欧米ではクルマから自転車に乗り換えている人が、本当に増えています。さすがに「移動手段は自転車だけ」という人は少数派ですが、2台あったクルマの1台を自転車に替えたという人は、筆者の知っている範囲でもかなりいます。自転車の中でも、子どもの送り迎えや買い物に使えるカーゴバイクは高い人気を得ています。

「HSD」も、そんなカーゴバイクのひとつ。折り畳み自転車などを開発・販売しているTern Bicyclesが発表した電動アシスト付きのカーゴバイクです。


電動アシストカーゴバイクは日本でも流行る?-Tern Bicyclesが「HSD」を発表
Tern Bicyclesの電動アシストカーゴバイク「HSD」

ある程度はクルマの代わりに使えるカーゴバイクで、週末のまとめ買いにも子どもの送り迎えにも便利です。電動アシストが装備されているので、荷物満載でも楽に移動できるというメリットを持っています。

電動アシストカーゴバイクは日本でも流行る?-Tern Bicyclesが「HSD」を発表
週末のまとめ買いに使えます

Tern Bicyclesの持つ折り畳み技術が見事に活かされているのも、「HSD」の特徴。完全な折り畳みではなくハンドルを畳める「セミフォールディング」ではありますが、通勤で利用した場合仕事中はオフィス内に折り畳んで収納できます。これは、狭いエレベーターに自転車を載せるときにも便利です。
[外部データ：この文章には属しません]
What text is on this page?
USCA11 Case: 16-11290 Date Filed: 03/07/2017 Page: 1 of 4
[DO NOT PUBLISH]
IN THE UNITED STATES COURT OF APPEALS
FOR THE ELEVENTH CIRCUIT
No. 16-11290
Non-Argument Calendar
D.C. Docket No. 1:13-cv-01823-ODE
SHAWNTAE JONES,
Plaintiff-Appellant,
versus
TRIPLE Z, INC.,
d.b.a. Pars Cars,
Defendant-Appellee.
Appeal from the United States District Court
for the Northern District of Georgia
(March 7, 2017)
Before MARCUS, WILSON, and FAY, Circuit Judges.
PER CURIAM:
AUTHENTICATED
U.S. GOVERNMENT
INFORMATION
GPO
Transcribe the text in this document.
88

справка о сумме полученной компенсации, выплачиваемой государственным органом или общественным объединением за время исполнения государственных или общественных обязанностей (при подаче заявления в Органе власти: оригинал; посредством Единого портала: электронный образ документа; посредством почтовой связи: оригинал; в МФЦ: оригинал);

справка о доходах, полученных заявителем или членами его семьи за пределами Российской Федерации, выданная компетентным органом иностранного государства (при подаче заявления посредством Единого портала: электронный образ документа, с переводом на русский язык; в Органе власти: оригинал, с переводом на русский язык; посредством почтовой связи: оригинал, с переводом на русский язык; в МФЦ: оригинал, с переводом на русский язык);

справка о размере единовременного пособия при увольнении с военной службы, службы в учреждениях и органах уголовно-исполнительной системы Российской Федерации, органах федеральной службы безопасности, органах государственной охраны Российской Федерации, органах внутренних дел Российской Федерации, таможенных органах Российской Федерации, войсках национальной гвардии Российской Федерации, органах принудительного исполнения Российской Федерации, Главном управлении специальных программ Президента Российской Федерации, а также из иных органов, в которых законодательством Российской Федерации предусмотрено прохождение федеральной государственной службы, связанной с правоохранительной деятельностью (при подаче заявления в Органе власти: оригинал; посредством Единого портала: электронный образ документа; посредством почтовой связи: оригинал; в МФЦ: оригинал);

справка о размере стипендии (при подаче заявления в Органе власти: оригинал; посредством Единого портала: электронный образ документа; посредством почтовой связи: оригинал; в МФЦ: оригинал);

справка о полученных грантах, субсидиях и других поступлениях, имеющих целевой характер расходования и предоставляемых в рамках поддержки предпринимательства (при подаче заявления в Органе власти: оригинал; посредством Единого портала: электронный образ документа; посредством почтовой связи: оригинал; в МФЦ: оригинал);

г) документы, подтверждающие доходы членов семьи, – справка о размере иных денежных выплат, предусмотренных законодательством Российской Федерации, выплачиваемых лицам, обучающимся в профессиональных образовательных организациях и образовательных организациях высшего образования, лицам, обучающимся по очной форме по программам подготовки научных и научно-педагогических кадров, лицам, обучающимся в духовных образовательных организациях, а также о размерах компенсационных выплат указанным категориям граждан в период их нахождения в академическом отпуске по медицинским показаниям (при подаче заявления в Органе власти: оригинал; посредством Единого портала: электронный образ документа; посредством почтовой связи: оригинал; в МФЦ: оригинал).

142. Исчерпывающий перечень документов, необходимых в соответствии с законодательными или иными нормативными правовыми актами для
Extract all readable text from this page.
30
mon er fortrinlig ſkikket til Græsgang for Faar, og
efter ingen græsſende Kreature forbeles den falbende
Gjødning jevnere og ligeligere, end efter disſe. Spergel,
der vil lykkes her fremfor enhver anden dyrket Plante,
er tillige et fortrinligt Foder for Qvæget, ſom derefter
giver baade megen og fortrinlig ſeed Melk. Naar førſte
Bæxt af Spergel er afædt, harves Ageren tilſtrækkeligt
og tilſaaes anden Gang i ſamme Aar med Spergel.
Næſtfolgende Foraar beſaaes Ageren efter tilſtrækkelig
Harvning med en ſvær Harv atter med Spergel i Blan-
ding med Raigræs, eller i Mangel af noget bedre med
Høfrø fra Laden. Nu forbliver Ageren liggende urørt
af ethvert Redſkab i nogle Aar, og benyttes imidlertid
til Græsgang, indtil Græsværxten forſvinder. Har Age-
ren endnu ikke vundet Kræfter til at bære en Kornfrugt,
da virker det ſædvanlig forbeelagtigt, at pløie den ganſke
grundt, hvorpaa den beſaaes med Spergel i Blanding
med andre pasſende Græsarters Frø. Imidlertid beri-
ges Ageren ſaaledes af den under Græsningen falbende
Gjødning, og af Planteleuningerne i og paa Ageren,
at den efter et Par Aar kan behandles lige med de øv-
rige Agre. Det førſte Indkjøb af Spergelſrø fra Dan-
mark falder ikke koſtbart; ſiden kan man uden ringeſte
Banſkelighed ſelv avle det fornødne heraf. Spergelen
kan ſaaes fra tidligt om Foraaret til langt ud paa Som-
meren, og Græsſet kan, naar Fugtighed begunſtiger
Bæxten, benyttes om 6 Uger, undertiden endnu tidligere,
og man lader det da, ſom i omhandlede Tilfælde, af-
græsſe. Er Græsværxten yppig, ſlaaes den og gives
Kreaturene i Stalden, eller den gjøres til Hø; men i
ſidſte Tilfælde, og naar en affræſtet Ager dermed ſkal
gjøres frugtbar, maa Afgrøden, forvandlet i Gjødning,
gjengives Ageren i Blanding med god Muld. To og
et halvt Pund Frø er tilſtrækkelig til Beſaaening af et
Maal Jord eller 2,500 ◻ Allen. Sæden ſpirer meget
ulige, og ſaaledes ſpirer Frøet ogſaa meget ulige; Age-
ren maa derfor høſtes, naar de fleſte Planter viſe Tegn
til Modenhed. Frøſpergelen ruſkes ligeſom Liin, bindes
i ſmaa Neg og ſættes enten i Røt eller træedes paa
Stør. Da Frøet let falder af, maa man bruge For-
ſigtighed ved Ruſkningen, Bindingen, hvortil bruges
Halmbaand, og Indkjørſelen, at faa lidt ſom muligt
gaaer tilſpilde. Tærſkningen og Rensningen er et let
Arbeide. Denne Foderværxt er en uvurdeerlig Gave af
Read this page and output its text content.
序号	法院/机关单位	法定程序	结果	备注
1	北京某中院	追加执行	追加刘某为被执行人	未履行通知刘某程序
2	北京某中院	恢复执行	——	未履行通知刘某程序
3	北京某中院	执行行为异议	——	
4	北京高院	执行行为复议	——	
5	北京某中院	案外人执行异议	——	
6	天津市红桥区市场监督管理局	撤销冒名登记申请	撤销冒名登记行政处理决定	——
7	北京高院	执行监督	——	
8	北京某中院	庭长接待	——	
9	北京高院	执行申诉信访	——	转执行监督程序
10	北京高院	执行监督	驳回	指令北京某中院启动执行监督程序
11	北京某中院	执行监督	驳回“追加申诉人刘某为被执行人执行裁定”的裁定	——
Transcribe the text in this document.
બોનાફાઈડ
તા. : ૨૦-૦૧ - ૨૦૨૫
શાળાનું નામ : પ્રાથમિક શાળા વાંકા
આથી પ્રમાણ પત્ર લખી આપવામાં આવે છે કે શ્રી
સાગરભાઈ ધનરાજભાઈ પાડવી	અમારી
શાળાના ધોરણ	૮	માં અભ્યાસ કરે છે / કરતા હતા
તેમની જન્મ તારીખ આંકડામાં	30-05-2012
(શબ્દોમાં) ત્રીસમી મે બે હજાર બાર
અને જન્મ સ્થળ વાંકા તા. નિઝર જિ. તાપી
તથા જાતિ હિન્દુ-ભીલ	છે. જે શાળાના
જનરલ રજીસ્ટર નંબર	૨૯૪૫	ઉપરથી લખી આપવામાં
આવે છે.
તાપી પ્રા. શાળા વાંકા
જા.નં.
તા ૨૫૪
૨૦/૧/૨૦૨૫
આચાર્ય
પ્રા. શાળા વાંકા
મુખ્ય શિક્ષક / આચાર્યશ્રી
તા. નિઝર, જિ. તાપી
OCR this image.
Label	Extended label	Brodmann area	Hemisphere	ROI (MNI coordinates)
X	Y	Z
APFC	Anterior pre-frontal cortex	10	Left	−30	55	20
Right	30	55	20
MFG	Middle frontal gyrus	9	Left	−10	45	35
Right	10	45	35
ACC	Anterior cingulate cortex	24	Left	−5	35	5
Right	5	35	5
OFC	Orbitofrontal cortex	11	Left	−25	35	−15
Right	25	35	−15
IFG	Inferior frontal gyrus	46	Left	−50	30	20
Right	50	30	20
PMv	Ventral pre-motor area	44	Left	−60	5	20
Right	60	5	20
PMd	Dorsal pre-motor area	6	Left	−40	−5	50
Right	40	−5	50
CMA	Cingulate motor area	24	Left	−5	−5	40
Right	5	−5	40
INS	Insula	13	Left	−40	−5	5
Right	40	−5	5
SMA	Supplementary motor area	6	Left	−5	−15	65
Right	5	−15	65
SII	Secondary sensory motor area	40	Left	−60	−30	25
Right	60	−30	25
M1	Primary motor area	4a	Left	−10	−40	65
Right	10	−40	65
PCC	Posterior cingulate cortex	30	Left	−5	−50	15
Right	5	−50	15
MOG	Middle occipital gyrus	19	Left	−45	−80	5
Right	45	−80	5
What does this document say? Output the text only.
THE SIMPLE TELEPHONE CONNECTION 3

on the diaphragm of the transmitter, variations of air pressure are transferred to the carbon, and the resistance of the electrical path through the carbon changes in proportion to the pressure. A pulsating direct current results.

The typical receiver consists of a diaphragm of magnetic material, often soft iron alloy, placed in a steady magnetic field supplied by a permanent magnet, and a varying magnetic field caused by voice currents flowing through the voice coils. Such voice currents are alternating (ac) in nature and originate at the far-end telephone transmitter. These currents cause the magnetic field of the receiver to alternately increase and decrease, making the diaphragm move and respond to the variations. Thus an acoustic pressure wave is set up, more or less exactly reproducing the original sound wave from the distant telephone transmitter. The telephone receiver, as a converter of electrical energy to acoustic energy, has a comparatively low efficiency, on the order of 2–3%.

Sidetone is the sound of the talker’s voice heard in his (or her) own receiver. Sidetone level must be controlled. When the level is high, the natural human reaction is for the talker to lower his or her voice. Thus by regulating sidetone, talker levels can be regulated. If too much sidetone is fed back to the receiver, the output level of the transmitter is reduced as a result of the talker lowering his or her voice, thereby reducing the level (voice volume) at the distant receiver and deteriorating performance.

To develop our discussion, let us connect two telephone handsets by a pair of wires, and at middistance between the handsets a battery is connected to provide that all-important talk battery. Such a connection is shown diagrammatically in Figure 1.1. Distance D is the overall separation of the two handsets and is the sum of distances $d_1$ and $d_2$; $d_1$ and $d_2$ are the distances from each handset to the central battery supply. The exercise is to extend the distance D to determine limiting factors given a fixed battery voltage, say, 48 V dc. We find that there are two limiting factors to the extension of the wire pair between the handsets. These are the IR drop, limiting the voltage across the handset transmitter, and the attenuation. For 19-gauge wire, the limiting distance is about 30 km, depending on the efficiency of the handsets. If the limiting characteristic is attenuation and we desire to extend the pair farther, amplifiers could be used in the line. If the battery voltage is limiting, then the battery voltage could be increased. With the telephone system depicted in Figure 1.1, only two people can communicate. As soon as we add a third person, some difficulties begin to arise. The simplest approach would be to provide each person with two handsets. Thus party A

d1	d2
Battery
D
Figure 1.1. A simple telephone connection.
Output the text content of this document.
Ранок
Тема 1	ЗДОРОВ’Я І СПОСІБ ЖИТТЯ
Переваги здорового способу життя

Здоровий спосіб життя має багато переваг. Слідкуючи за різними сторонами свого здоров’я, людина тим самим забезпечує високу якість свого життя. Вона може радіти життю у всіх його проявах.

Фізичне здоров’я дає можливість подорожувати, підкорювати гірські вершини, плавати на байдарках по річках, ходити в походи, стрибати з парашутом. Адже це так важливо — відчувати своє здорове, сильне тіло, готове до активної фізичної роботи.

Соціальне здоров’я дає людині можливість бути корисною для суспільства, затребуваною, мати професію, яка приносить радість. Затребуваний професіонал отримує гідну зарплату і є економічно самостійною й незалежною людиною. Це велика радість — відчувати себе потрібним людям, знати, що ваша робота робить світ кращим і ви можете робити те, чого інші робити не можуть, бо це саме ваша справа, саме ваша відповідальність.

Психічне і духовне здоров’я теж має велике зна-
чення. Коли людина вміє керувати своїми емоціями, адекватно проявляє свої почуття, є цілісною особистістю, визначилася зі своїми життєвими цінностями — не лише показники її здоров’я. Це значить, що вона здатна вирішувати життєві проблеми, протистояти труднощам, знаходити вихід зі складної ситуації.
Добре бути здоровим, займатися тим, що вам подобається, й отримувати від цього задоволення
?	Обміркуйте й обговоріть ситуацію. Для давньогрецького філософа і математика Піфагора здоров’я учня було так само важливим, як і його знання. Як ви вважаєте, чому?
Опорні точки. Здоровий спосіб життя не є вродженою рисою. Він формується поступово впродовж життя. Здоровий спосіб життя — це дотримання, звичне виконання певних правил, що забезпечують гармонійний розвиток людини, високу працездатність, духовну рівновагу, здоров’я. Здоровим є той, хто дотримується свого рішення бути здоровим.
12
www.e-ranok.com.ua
電動アシストカーゴバイクは日本でも流行る?-Tern Bicyclesが「HSD」を発表
狭いスペースにも駐輪が可能

さてこのカーゴバイク、日本でも流行るでしょうか?

ある程度は受け入れられるでしょうが、欧米ほどの流行にはならないないだろうなと予想されます。日本の、特に都市部では代替の交通手段が多くあるためです。

米国で暮らす筆者の友人の1人が、現在ある事情で運転免許の停止中なのですが、「生活が破綻しそう」だとこぼしています。

友人の暮らす地域では、学校や習い事への子どもの送り迎えが必須なのですが、クルマが無いと本当に大変なのだそう。また、通勤も以前はクルマで20分程度だったものが、いまはバスで45分から1時間半かかっているのだそうです。いつくるかわからないバスをいらいらしながら待つのもストレスなのだとか。

そのような環境では、「HSD」のような電動アシストカーゴバイクの必要性はかなり切実なものになります。

Tern Bicyclesが「HSD」を発表
米国では、一定の年齢まではどこに行くのも親同伴という州が多くあります

でも日本に住んでいると、クルマが無いことでそこまで困ることはなさそう。例えば子どもは送り迎えがなくても自分だけで学校に行けるし、授業が終わったら学習塾やスポーツクラブにも子どもだけで行けます。友達の家に遊びに行くのも自由。なのでクルマが無いからといって米国ほど困ることはなさそうです。

環境負荷という観点から見ても、日本ではカーゴバイクの必要性はあまりなさそう。これまで毎日クルマに乗っていた人が自転車に乗り換えるとCO2を大幅に削減できます。欧州などでクルマから自転車に乗り換える人の動機は、多くの場合ここにあります。でも、電車を使っていた日本人が自転車に乗り換えても、CO2削減にはほとんど貢献できません。もともと、あまり排出していないためです。

とはいえ、電動アシストカーゴバイクが日本にも入ってくるのは、自転車好きとしてはうれしいところ。実用面から見ても、通勤用自転車やちょっとカッコイイ子乗せ自転車として使えます。

Tern Bicyclesが「HSD」を発表

発売は2019年の冬。価格は7月末に決定される予定です。